HOUSE BILL REPORT

HB 2350

This analysis was prepared by non-partisan legislative staff for the use of legislative members in their deliberations. This analysis is not a part of the legislation nor does it constitute a statement of legislative intent.

As Passed Legislature

Title: An act relating to defining the administration of medication by medical assistants.

Brief Description: Defining the administration of medication by medical assistants.

Sponsors: Representatives Cody and Jinkins.

Brief History:

Committee Activity:

Health Care & Wellness: 1/15/16, 1/26/16 [DP].

Floor Activity:

Passed House: 2/16/16, 95-2.

Passed Senate: 3/3/16, 42-6.

Passed Legislature.

Brief Summary of Bill

  • Specifies that a medical assistant's ability to "administer" medication means both the retrieval and application of medication.
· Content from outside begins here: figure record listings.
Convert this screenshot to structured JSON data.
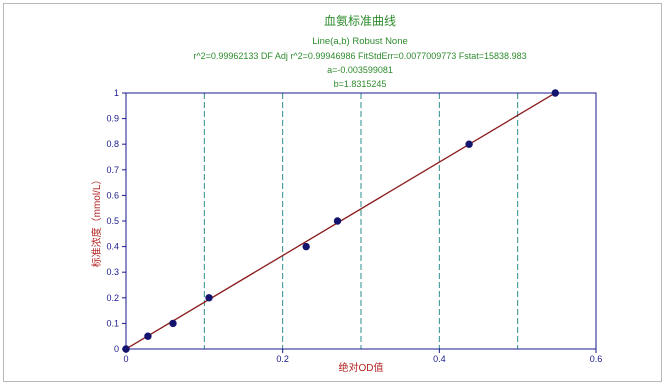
{
  "chart_data": {
    "type": "scatter",
    "title": "血氨标准曲线",
    "subtitle_lines": [
      "Line(a,b) Robust None",
      "r^2=0.99962133  DF Adj r^2=0.99946986  FitStdErr=0.0077009773  Fstat=15838.983",
      "a=-0.003599081",
      "b=1.8315245"
    ],
    "xlabel": "绝对OD值",
    "ylabel": "标准浓度（mmol/L）",
    "xlim": [
      0,
      0.6
    ],
    "ylim": [
      0,
      1
    ],
    "x_ticks": [
      "0",
      "0.2",
      "0.4",
      "0.6"
    ],
    "y_ticks": [
      "0",
      "0.1",
      "0.2",
      "0.3",
      "0.4",
      "0.5",
      "0.6",
      "0.7",
      "0.8",
      "0.9",
      "1"
    ],
    "x_gridlines": [
      0.1,
      0.2,
      0.3,
      0.4,
      0.5
    ],
    "grid": true,
    "series": [
      {
        "x": [
          0.0,
          0.028,
          0.06,
          0.106,
          0.23,
          0.27,
          0.438,
          0.548
        ],
        "y": [
          0.0,
          0.05,
          0.1,
          0.2,
          0.4,
          0.5,
          0.8,
          1.0
        ]
      }
    ],
    "fit_line": {
      "a": -0.003599081,
      "b": 1.8315245,
      "x_range": [
        0,
        0.548
      ]
    },
    "colors": {
      "title": "#2e8b2e",
      "axis": "#1a1a8c",
      "grid": "#2e8b8b",
      "fit_line": "#8b1a1a",
      "points": "#14146e",
      "axis_label": "#b22222"
    }
  }
}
HOUSE COMMITTEE ON HEALTH CARE & WELLNESS

Majority Report: Do pass. Signed by 14 members: Representatives Cody, Chair; Riccelli, Vice Chair; Schmick, Ranking Minority Member; Caldier, Clibborn, DeBolt, Jinkins, Johnson, Moeller, Robinson, Rodne, Short, Tharinger and Van De Wege.
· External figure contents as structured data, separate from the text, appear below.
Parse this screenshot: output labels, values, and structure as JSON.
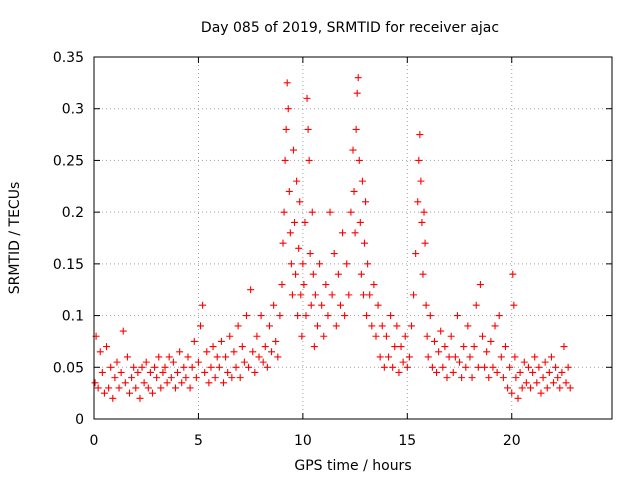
{
  "chart_data": {
    "type": "scatter",
    "title": "Day 085 of 2019, SRMTID for receiver ajac",
    "xlabel": "GPS time / hours",
    "ylabel": "SRMTID / TECUs",
    "xlim": [
      0,
      24.8
    ],
    "ylim": [
      0,
      0.35
    ],
    "xticks": [
      0,
      5,
      10,
      15,
      20
    ],
    "xtick_labels": [
      "0",
      "5",
      "10",
      "15",
      "20"
    ],
    "yticks": [
      0,
      0.05,
      0.1,
      0.15,
      0.2,
      0.25,
      0.3,
      0.35
    ],
    "ytick_labels": [
      "0",
      "0.05",
      "0.1",
      "0.15",
      "0.2",
      "0.25",
      "0.3",
      "0.35"
    ],
    "grid": true,
    "marker": "+",
    "color": "#ff0000",
    "series": [
      {
        "name": "SRMTID",
        "points": [
          [
            0.05,
            0.035
          ],
          [
            0.1,
            0.08
          ],
          [
            0.2,
            0.03
          ],
          [
            0.3,
            0.065
          ],
          [
            0.4,
            0.045
          ],
          [
            0.5,
            0.025
          ],
          [
            0.6,
            0.07
          ],
          [
            0.7,
            0.03
          ],
          [
            0.8,
            0.05
          ],
          [
            0.9,
            0.02
          ],
          [
            1.0,
            0.04
          ],
          [
            1.1,
            0.055
          ],
          [
            1.2,
            0.03
          ],
          [
            1.3,
            0.045
          ],
          [
            1.4,
            0.085
          ],
          [
            1.5,
            0.035
          ],
          [
            1.6,
            0.06
          ],
          [
            1.7,
            0.025
          ],
          [
            1.8,
            0.04
          ],
          [
            1.9,
            0.05
          ],
          [
            2.0,
            0.03
          ],
          [
            2.1,
            0.045
          ],
          [
            2.2,
            0.02
          ],
          [
            2.3,
            0.05
          ],
          [
            2.4,
            0.035
          ],
          [
            2.5,
            0.055
          ],
          [
            2.6,
            0.03
          ],
          [
            2.7,
            0.045
          ],
          [
            2.8,
            0.025
          ],
          [
            2.9,
            0.05
          ],
          [
            3.0,
            0.04
          ],
          [
            3.1,
            0.06
          ],
          [
            3.2,
            0.03
          ],
          [
            3.3,
            0.045
          ],
          [
            3.4,
            0.05
          ],
          [
            3.5,
            0.035
          ],
          [
            3.6,
            0.06
          ],
          [
            3.7,
            0.04
          ],
          [
            3.8,
            0.055
          ],
          [
            3.9,
            0.03
          ],
          [
            4.0,
            0.045
          ],
          [
            4.1,
            0.065
          ],
          [
            4.2,
            0.035
          ],
          [
            4.3,
            0.05
          ],
          [
            4.4,
            0.04
          ],
          [
            4.5,
            0.06
          ],
          [
            4.6,
            0.03
          ],
          [
            4.7,
            0.05
          ],
          [
            4.8,
            0.075
          ],
          [
            4.9,
            0.04
          ],
          [
            5.0,
            0.055
          ],
          [
            5.1,
            0.09
          ],
          [
            5.2,
            0.11
          ],
          [
            5.3,
            0.045
          ],
          [
            5.4,
            0.065
          ],
          [
            5.5,
            0.035
          ],
          [
            5.6,
            0.05
          ],
          [
            5.7,
            0.07
          ],
          [
            5.8,
            0.04
          ],
          [
            5.9,
            0.06
          ],
          [
            6.0,
            0.05
          ],
          [
            6.1,
            0.075
          ],
          [
            6.2,
            0.035
          ],
          [
            6.3,
            0.06
          ],
          [
            6.4,
            0.045
          ],
          [
            6.5,
            0.08
          ],
          [
            6.6,
            0.04
          ],
          [
            6.7,
            0.065
          ],
          [
            6.8,
            0.05
          ],
          [
            6.9,
            0.09
          ],
          [
            7.0,
            0.04
          ],
          [
            7.1,
            0.07
          ],
          [
            7.2,
            0.055
          ],
          [
            7.3,
            0.1
          ],
          [
            7.4,
            0.05
          ],
          [
            7.5,
            0.125
          ],
          [
            7.6,
            0.065
          ],
          [
            7.7,
            0.045
          ],
          [
            7.8,
            0.08
          ],
          [
            7.9,
            0.06
          ],
          [
            8.0,
            0.1
          ],
          [
            8.1,
            0.055
          ],
          [
            8.2,
            0.07
          ],
          [
            8.3,
            0.05
          ],
          [
            8.4,
            0.09
          ],
          [
            8.5,
            0.065
          ],
          [
            8.6,
            0.11
          ],
          [
            8.7,
            0.075
          ],
          [
            8.8,
            0.06
          ],
          [
            8.9,
            0.1
          ],
          [
            9.0,
            0.13
          ],
          [
            9.05,
            0.17
          ],
          [
            9.1,
            0.2
          ],
          [
            9.15,
            0.25
          ],
          [
            9.2,
            0.28
          ],
          [
            9.25,
            0.325
          ],
          [
            9.3,
            0.3
          ],
          [
            9.35,
            0.22
          ],
          [
            9.4,
            0.18
          ],
          [
            9.45,
            0.15
          ],
          [
            9.5,
            0.12
          ],
          [
            9.55,
            0.26
          ],
          [
            9.6,
            0.19
          ],
          [
            9.65,
            0.14
          ],
          [
            9.7,
            0.23
          ],
          [
            9.75,
            0.1
          ],
          [
            9.8,
            0.165
          ],
          [
            9.85,
            0.21
          ],
          [
            9.9,
            0.12
          ],
          [
            9.95,
            0.08
          ],
          [
            10.0,
            0.15
          ],
          [
            10.05,
            0.13
          ],
          [
            10.1,
            0.19
          ],
          [
            10.15,
            0.1
          ],
          [
            10.2,
            0.31
          ],
          [
            10.25,
            0.28
          ],
          [
            10.3,
            0.25
          ],
          [
            10.35,
            0.16
          ],
          [
            10.4,
            0.11
          ],
          [
            10.45,
            0.2
          ],
          [
            10.5,
            0.14
          ],
          [
            10.55,
            0.07
          ],
          [
            10.6,
            0.12
          ],
          [
            10.7,
            0.09
          ],
          [
            10.8,
            0.15
          ],
          [
            10.9,
            0.11
          ],
          [
            11.0,
            0.08
          ],
          [
            11.1,
            0.13
          ],
          [
            11.2,
            0.1
          ],
          [
            11.3,
            0.2
          ],
          [
            11.4,
            0.12
          ],
          [
            11.5,
            0.16
          ],
          [
            11.6,
            0.09
          ],
          [
            11.7,
            0.14
          ],
          [
            11.8,
            0.11
          ],
          [
            11.9,
            0.18
          ],
          [
            12.0,
            0.1
          ],
          [
            12.1,
            0.15
          ],
          [
            12.2,
            0.12
          ],
          [
            12.3,
            0.2
          ],
          [
            12.4,
            0.26
          ],
          [
            12.45,
            0.22
          ],
          [
            12.5,
            0.18
          ],
          [
            12.55,
            0.28
          ],
          [
            12.6,
            0.315
          ],
          [
            12.65,
            0.33
          ],
          [
            12.7,
            0.25
          ],
          [
            12.75,
            0.19
          ],
          [
            12.8,
            0.14
          ],
          [
            12.85,
            0.23
          ],
          [
            12.9,
            0.12
          ],
          [
            12.95,
            0.17
          ],
          [
            13.0,
            0.21
          ],
          [
            13.05,
            0.1
          ],
          [
            13.1,
            0.15
          ],
          [
            13.2,
            0.12
          ],
          [
            13.3,
            0.09
          ],
          [
            13.4,
            0.13
          ],
          [
            13.5,
            0.08
          ],
          [
            13.6,
            0.11
          ],
          [
            13.7,
            0.06
          ],
          [
            13.8,
            0.09
          ],
          [
            13.9,
            0.05
          ],
          [
            14.0,
            0.08
          ],
          [
            14.1,
            0.06
          ],
          [
            14.2,
            0.1
          ],
          [
            14.3,
            0.05
          ],
          [
            14.4,
            0.07
          ],
          [
            14.5,
            0.09
          ],
          [
            14.6,
            0.045
          ],
          [
            14.7,
            0.07
          ],
          [
            14.8,
            0.055
          ],
          [
            14.9,
            0.08
          ],
          [
            15.0,
            0.05
          ],
          [
            15.1,
            0.06
          ],
          [
            15.2,
            0.09
          ],
          [
            15.3,
            0.12
          ],
          [
            15.4,
            0.16
          ],
          [
            15.5,
            0.21
          ],
          [
            15.55,
            0.25
          ],
          [
            15.6,
            0.275
          ],
          [
            15.65,
            0.23
          ],
          [
            15.7,
            0.19
          ],
          [
            15.75,
            0.14
          ],
          [
            15.8,
            0.2
          ],
          [
            15.85,
            0.17
          ],
          [
            15.9,
            0.11
          ],
          [
            15.95,
            0.08
          ],
          [
            16.0,
            0.06
          ],
          [
            16.1,
            0.1
          ],
          [
            16.2,
            0.05
          ],
          [
            16.3,
            0.075
          ],
          [
            16.4,
            0.045
          ],
          [
            16.5,
            0.065
          ],
          [
            16.6,
            0.085
          ],
          [
            16.7,
            0.05
          ],
          [
            16.8,
            0.07
          ],
          [
            16.9,
            0.04
          ],
          [
            17.0,
            0.06
          ],
          [
            17.1,
            0.08
          ],
          [
            17.2,
            0.045
          ],
          [
            17.3,
            0.06
          ],
          [
            17.4,
            0.1
          ],
          [
            17.5,
            0.055
          ],
          [
            17.6,
            0.04
          ],
          [
            17.7,
            0.07
          ],
          [
            17.8,
            0.05
          ],
          [
            17.9,
            0.09
          ],
          [
            18.0,
            0.06
          ],
          [
            18.1,
            0.04
          ],
          [
            18.2,
            0.07
          ],
          [
            18.3,
            0.11
          ],
          [
            18.4,
            0.05
          ],
          [
            18.5,
            0.13
          ],
          [
            18.6,
            0.08
          ],
          [
            18.7,
            0.05
          ],
          [
            18.8,
            0.065
          ],
          [
            18.9,
            0.04
          ],
          [
            19.0,
            0.075
          ],
          [
            19.1,
            0.05
          ],
          [
            19.2,
            0.09
          ],
          [
            19.3,
            0.045
          ],
          [
            19.4,
            0.1
          ],
          [
            19.5,
            0.06
          ],
          [
            19.6,
            0.04
          ],
          [
            19.7,
            0.07
          ],
          [
            19.8,
            0.03
          ],
          [
            19.9,
            0.05
          ],
          [
            20.0,
            0.025
          ],
          [
            20.05,
            0.14
          ],
          [
            20.1,
            0.11
          ],
          [
            20.15,
            0.06
          ],
          [
            20.2,
            0.04
          ],
          [
            20.3,
            0.02
          ],
          [
            20.4,
            0.045
          ],
          [
            20.5,
            0.03
          ],
          [
            20.6,
            0.055
          ],
          [
            20.7,
            0.035
          ],
          [
            20.8,
            0.05
          ],
          [
            20.9,
            0.03
          ],
          [
            21.0,
            0.045
          ],
          [
            21.1,
            0.06
          ],
          [
            21.2,
            0.035
          ],
          [
            21.3,
            0.05
          ],
          [
            21.4,
            0.025
          ],
          [
            21.5,
            0.04
          ],
          [
            21.6,
            0.055
          ],
          [
            21.7,
            0.03
          ],
          [
            21.8,
            0.045
          ],
          [
            21.9,
            0.06
          ],
          [
            22.0,
            0.035
          ],
          [
            22.1,
            0.05
          ],
          [
            22.2,
            0.04
          ],
          [
            22.3,
            0.03
          ],
          [
            22.4,
            0.045
          ],
          [
            22.5,
            0.07
          ],
          [
            22.6,
            0.035
          ],
          [
            22.7,
            0.05
          ],
          [
            22.8,
            0.03
          ]
        ]
      }
    ]
  }
}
Staff: Ellie Page (786-7291) and Jim Morishima (786-7191).

Background:

The Department of Health issues four variants of medical assistant credentials, including a medical assistant-certified, medical assistant-registered, medical assistant-phlebotomist, and medical assistant-hemodialysis technician. Each type of medical assistant may perform specified duties if delegated by, and under the supervision of, a health care practitioner.
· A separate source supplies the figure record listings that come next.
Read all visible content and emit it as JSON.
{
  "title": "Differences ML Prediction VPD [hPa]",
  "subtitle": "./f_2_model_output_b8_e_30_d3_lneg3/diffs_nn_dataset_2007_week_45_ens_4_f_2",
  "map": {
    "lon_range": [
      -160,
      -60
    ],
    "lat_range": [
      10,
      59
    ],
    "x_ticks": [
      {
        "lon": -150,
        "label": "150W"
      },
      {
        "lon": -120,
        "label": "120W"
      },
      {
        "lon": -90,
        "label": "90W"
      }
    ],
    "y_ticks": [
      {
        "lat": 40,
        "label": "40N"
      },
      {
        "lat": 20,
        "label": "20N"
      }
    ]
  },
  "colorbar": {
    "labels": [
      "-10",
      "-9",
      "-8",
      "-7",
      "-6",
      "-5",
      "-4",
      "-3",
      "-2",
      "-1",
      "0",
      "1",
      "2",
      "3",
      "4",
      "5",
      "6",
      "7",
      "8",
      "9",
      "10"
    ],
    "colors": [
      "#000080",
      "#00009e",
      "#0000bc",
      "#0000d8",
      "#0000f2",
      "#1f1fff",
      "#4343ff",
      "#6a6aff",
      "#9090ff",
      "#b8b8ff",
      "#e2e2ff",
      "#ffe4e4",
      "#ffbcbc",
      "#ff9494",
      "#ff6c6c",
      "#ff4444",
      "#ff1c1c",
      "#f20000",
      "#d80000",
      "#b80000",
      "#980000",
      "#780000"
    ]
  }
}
Among other duties, a medical assistant-certified and medical assistant-registered may sterilize equipment, take vital signs, and maintain records. All credentialed medical assistants, excluding medical assistant-phlebotomists, may administer some medications. It is the responsibility of the health care practitioner to determine that the delegation of a task is appropriate and is not prohibited by law.

Summary of Bill:

A medical assistant's ability to "administer" medication encompasses both the retrieval and application of medication.

Appropriation: None.

Fiscal Note: Available.

Effective Date: The bill takes effect 90 days after adjournment of the session in which the bill is passed.

Staff Summary of Public Testimony:

(In support) The bill clarifies that medical assistants can retrieve what they are permitted to administer. The retrieval process involves the medical assistant going to a cabinet, unlocking it, and taking the medication that the physician instructed the medical assistant to retrieve. The bill codifies what medical assistants have been able to do in practice for years.

(Opposed) Selection of the medication is part of the retrieval process. The selection aspect is what is so dangerous due to the possibility of error. Most medical-assistant programs are one-year long and offer limited pharmacology training. While medical assistants are trained to fill a prescription, they are not trained to select it themselves. Many medications are labeled very similarly, but are different classifications which serve distinct functions, and someone who does not have a solid grounding in pharmacology is apt to make more mistakes in his or her selection of medication.

Persons Testifying: (In support) Representative Cody, prime sponsor; Susie Tracy, Washington State Medical Association; Kate Tudor, Washington Association Community Migrant Health Centers; and Jennifer Kreidler-Moss, Penninsula Community Health Services.

(Opposed) Jennifer McAusland and Heather Selby, Washington State Nurses Association.

Persons Signed In To Testify But Not Testifying: None.